La Fiat 500L viene presentata, nella sua veste e nome definitivi, nei primi giorni del febbraio 2012 attraverso una presentazione stampa sul sito ufficiale del gruppo. La presentazione dal vivo della vettura è invece destinata al Salone dell'Automobile di Ginevra nel marzo dello stesso anno. Si tratta di una monovolume dalle dimensioni contenute: è lunga 414 centimetri ed è caratterizzata da un frontale molto corto; questo fa intuire quanto la vettura sia molto orientata verso l'abitabilità interna e tutta la meccanica sia stata disposta in modo da favorirla. Tuttavia la vettura si discosta dalle normali piccole monovolume, sia da un punto di vista estetico che concettuale.

La 500L è stata concepita per essere un modello polivalente e idoneo a mercati molto diversi fra loro, quello nord americano e quello europeo, dove il segmento delle monovolume compatte è di 450.000 unità l'anno, di cui 250.000 solo in Italia. La vettura viene inoltre posta sul mercato sì con marchio Fiat, ma facente parte della "famiglia 500" che per la casa torinese è un vero e proprio brand indipendente (soprattutto in Nordamerica, mercato per il quale la 500L è stata pensata sin dalla sua progettazione) con cui proporre modelli molto curati da un punto di vista della personalità, di tendenza e caratterizzati da uno stile meno "di massa" rispetto alle altre vetture della gamma, senza venir meno alla qualità e alla serietà.

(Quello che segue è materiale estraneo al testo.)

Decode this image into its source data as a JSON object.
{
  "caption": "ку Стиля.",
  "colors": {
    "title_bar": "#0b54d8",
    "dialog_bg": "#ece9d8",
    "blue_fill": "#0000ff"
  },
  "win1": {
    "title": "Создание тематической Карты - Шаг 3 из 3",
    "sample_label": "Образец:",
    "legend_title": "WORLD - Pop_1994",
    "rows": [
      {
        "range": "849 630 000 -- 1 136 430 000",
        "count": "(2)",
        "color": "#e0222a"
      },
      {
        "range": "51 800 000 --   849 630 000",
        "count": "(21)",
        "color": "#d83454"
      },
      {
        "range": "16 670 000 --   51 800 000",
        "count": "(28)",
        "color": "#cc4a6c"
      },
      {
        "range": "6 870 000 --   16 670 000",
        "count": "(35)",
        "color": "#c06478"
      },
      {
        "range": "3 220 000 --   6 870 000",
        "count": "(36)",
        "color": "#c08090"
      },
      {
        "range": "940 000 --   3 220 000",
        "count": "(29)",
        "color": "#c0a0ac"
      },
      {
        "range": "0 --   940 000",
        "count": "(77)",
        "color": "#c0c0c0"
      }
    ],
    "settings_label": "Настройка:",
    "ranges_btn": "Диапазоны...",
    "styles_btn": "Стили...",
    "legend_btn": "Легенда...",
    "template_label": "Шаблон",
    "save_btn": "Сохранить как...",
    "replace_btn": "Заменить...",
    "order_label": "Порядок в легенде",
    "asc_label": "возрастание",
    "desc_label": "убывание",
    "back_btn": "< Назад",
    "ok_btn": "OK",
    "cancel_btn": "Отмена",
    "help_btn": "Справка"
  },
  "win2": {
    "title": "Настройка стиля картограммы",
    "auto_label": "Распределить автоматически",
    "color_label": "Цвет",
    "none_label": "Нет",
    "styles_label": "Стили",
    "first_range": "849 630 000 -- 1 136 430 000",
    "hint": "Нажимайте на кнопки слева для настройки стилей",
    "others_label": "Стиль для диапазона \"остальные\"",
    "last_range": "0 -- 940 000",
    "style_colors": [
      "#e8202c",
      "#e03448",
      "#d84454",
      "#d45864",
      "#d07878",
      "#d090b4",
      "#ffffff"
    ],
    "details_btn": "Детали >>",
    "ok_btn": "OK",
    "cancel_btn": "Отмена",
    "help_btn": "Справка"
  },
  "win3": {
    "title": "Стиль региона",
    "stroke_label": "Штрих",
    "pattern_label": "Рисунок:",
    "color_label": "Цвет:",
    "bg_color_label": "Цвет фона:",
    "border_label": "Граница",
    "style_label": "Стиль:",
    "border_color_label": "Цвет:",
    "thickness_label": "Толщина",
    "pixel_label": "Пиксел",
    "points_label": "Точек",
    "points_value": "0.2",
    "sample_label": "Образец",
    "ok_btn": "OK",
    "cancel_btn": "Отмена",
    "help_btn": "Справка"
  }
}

Architettura Cab Forward: un design per massimizzare lo spazio

Design Innovativo e Soluzioni Tecniche Caratterizzanti

La 500L porta diverse soluzioni sia estetiche che tecniche molto caratterizzanti. Sul piano estetico (stile, scelta dei volumi ed ergonomia) la vettura riprende sia concetti di un'utilitaria sia quelli di una monovolume, ma si distingue per un disegno generale che ricorda un piccolo sport utility vehicle urbano. Il corpo della 500L, limitato in poco più di quattro metri e dieci centimetri di lunghezza, è suddiviso in due volumi: abitacolo e cofano motore; nonostante quest'ultimo sia assai contenuto la divisione è netta, marcata dal montante anteriore poco rastremato, volto a migliorare l'abitabilità interna. Il montante in questione è doppio, ovvero è costituito da due bracci, più fini rispetto a un montante singolo, tra i quali è stata ricavata una parte vetrata per aumentare la visibilità. Tutta la parte finestrata della vettura è caratterizzata da montanti nascosti, ovvero anch'essi esternamente rivestiti in vetro, al fine di creare uno stacco completo fra il tetto e la fiancata della vettura, tetto che dà l'impressione quindi di essere sospeso.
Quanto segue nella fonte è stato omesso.